Montag, 3. September 2012

James Bond in New Orleans

Auf meine Frage, was man denn in England so mit New Orleans assoziiert, wurde ich letztens auf diesen James-Bond-Film verwiesen: Leben und sterben lassen von 1973. Es war der erste mit Roger Moore, und darin erklingt der gleichnamige Titel von Paul McCartney und den Wings (Live and Let Die).
Am Anfang stehen drei Morde.
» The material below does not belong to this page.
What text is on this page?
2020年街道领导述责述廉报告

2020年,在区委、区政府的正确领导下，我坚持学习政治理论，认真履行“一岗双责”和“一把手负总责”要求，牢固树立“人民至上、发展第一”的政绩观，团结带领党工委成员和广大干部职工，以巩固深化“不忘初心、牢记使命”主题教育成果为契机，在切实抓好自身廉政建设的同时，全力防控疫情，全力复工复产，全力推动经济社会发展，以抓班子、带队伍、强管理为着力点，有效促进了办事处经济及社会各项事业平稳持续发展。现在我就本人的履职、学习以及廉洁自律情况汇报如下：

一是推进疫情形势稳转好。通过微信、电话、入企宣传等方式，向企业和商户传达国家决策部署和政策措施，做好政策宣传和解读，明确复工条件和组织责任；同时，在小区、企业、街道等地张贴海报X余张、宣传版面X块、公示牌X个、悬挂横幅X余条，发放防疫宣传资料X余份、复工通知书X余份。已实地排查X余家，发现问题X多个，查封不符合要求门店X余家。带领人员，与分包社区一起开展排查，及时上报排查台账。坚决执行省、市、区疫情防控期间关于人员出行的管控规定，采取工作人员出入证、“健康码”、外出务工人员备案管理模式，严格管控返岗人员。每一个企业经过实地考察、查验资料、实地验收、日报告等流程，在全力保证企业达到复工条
Der erste findet bei den Vereinten Nationen in New York statt, als in der Kabine des auf seine Arbeit konzentrierten Simultandolmetschers (wie selten sieht man das im Film!) jemand eine Art Giftgas in die Tonleitung einfüllt. Der zweite erfolgt recht pittoresk im French Quarter in New Orleans während einer Jazzbeerdigung. Pittoresk ist das auch wegen der tollen 70er-Jahre-Kleidung und der Frisuren (Afros!), die die (durchweg schwarzen) Beteiligten tragen, und etwas später findet ein identischer Mord noch einmal statt. (Den ersten sieht man hier.) Der dritte Mord geschieht während einer wilden Voodoozeremonie, wo das Opfer auf der imaginären Karibikinsel San Monique an eine Art Totempfahl gefesselt ist und mit einer Schlange vergiftet wird.
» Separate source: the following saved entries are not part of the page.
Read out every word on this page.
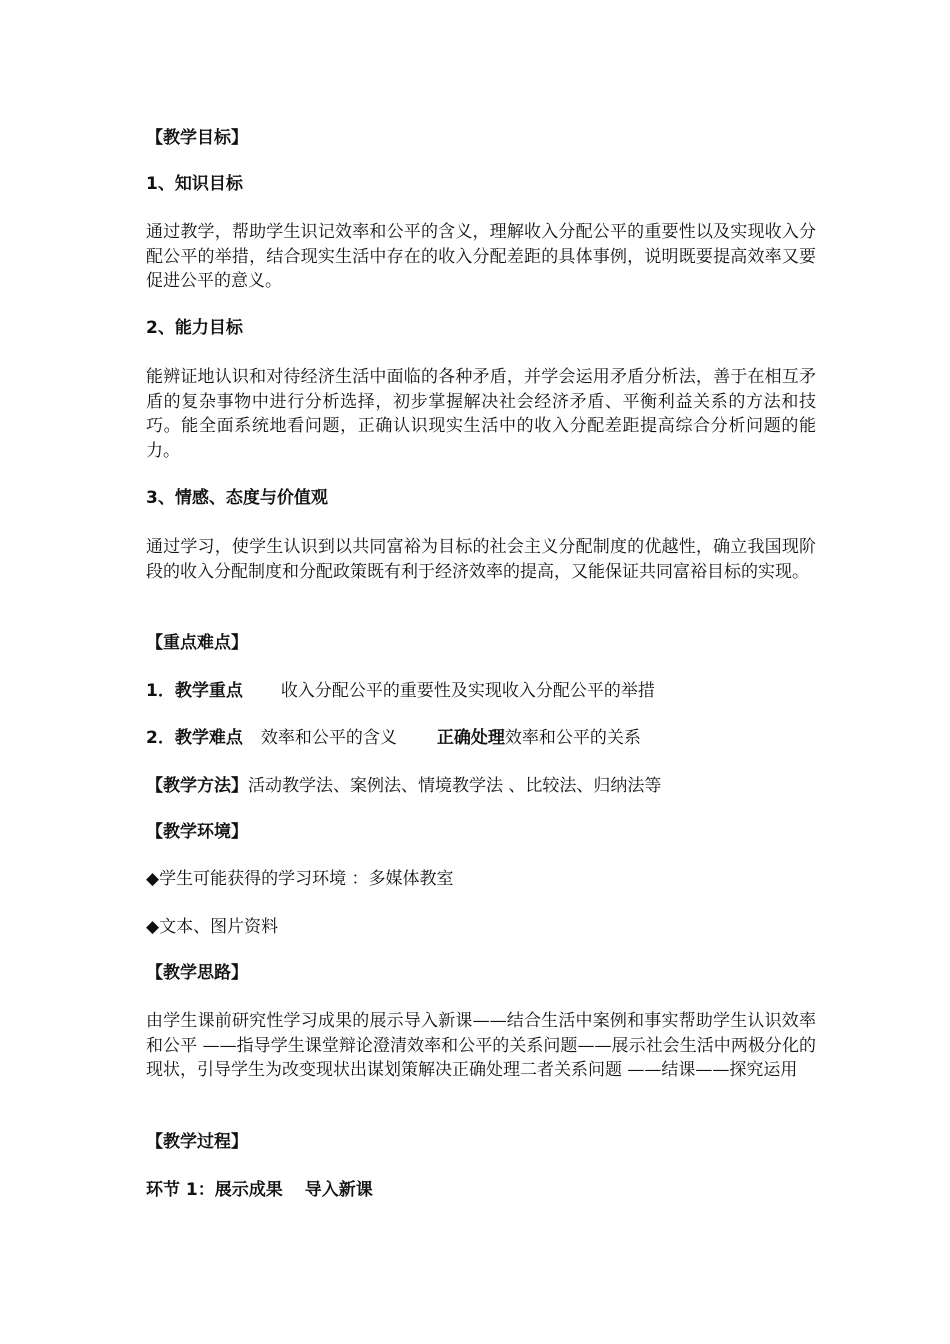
【教学目标】

1、知识目标

通过教学，帮助学生识记效率和公平的含义，理解收入分配公平的重要性以及实现收入分配公平的举措，结合现实生活中存在的收入分配差距的具体事例，说明既要提高效率又要促进公平的意义。

2、能力目标

能辨证地认识和对待经济生活中面临的各种矛盾，并学会运用矛盾分析法，善于在相互矛盾的复杂事物中进行分析选择，初步掌握解决社会经济矛盾、平衡利益关系的方法和技巧。能全面系统地看问题，正确认识现实生活中的收入分配差距提高综合分析问题的能力。

3、情感、态度与价值观

通过学习，使学生认识到以共同富裕为目标的社会主义分配制度的优越性，确立我国现阶段的收入分配制度和分配政策既有利于经济效率的提高，又能保证共同富裕目标的实现。

【重点难点】

1．教学重点 收入分配公平的重要性及实现收入分配公平的举措

2．教学难点 效率和公平的含义 正确处理效率和公平的关系

【教学方法】活动教学法、案例法、情境教学法 、比较法、归纳法等

【教学环境】

◆学生可能获得的学习环境 ：多媒体教室

◆文本、图片资料

【教学思路】

由学生课前研究性学习成果的展示导入新课——结合生活中案例和事实帮助学生认识效率和公平 ——指导学生课堂辩论澄清效率和公平的关系问题——展示社会生活中两极分化的现状，引导学生为改变现状出谋划策解决正确处理二者关系问题 ——结课——探究运用

【教学过程】

环节 1：展示成果 导入新课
Bond ist einem Doktor Kananga auf der Spur, eben in New York (Harlem), San Monique und New Orleans. Wieder einmal geht alles sehr schnell und rasant zu, und ich habe erst nach einer Weile verstanden, dass Doktor Kananga etwas mit Drogen zu tun hat. Ihm zur Seite steht sein Tarotkarten legendes Medium Solitaire (Jane Seymore), die, wir ahnen es, jung und scheu wie sie ist, natürlich das Bondgirl wird.
Bei der wilden Jagd bleiben wie gehabt einige Menschen auf der Strecke; auch für Bond sieht es einige Male nicht gut aus, aber er natürlich windet er sich elegant immer wieder heraus. Als er in New Orleans an dem damals winzigen Flughafen ankommt (der noch heute ungefähr die Größe von Berlin-Tegel hat), wird er zum Beispiel gleich entführt und auf eine Alligatorfarm gebracht, wo er den Tieren zum Fraß vorgeworfen wird. Dann kommt es zu einer endlosen Verfolgungsjagd mit Wasserbooten durch die Bayous von Louisiana (mit einigen verdächtig europäischen Landschaftszenen gemischt), wobei die Boote übereinander und über eine Landzunge hinweg springen, während ein hinterwäldlerischer Sheriff dazwischen herumfuchtelt. Ethnologisch und kulturwissenschaftlich gesehen ist das durchaus interessant, aber dann doch etwas zu lang für mich, so dass mir zwischendurch einige Zusammenhänge entgangen sind.
Beeindruckend und rein optisch sehr ungewöhnlich ist, wie viele Schwarze in dem Film mitspielen. Allerdings sind sie fast durchweg grausam und hinterhältig und stecken mit Doktor Kananga, auch schwarz, unter einer Decke. Dabei tauchen dieselben zwielichtigen Figuren in Harlem, San Monique und New Orleans auf und immer gibt es da eine Verbindung mit Voodoo. Kritiker haben auf diese klischeehafte Darstellung von Schwarzen als einer Verschwörung bösartiger Drogendealer hingewiesen.
Nach jahrzehntelanger Bond-Abstinenz fand ich James' Beziehung zum schönen Geschlecht, bzw. die der Frauen zu ihm, schwer erträglich. Die blutjunge Jane Seymore ist nämlich von dem leicht angeschwabbelten, weil fast doppelt so alten, Roger Moore sofort sexuell in den Bann geschlagen und will unbedingt ihre Jungfräulichkeit an ihn verlieren! Danach ist sie für Kananga als Tarot legendes Medium aber unbrauchbar! Dabei hat Bond sie herumbekommen, indem er sie aus einem gezinkten Blatt (mit lauter identischen Karten) die Die Liebenden-Karte ziehen lässt und brüstet sich dann noch mit diesem billigen Trick!
Einige niedliche Technikspielzeuge gibt es auch, aber insgesamt wollte sich, trotz Louisiana als Schauplatz, bei mir nicht so das rechte Bond-Gefühl von früher einstellen. Gut, ich bin älter geworden. Oder es liegt an meinem kleinen Laptopbildschirm. Aber eines ist nach wie vor ein Knüller: die James-Bond-Titelmelodie, die ich erst gestern live von der Schülerbigband des Arndt-Gymnasiums in Dahlem gehört habe -- zeitlos, mit Pathos und Energie, unschlagbar und immer wieder gut.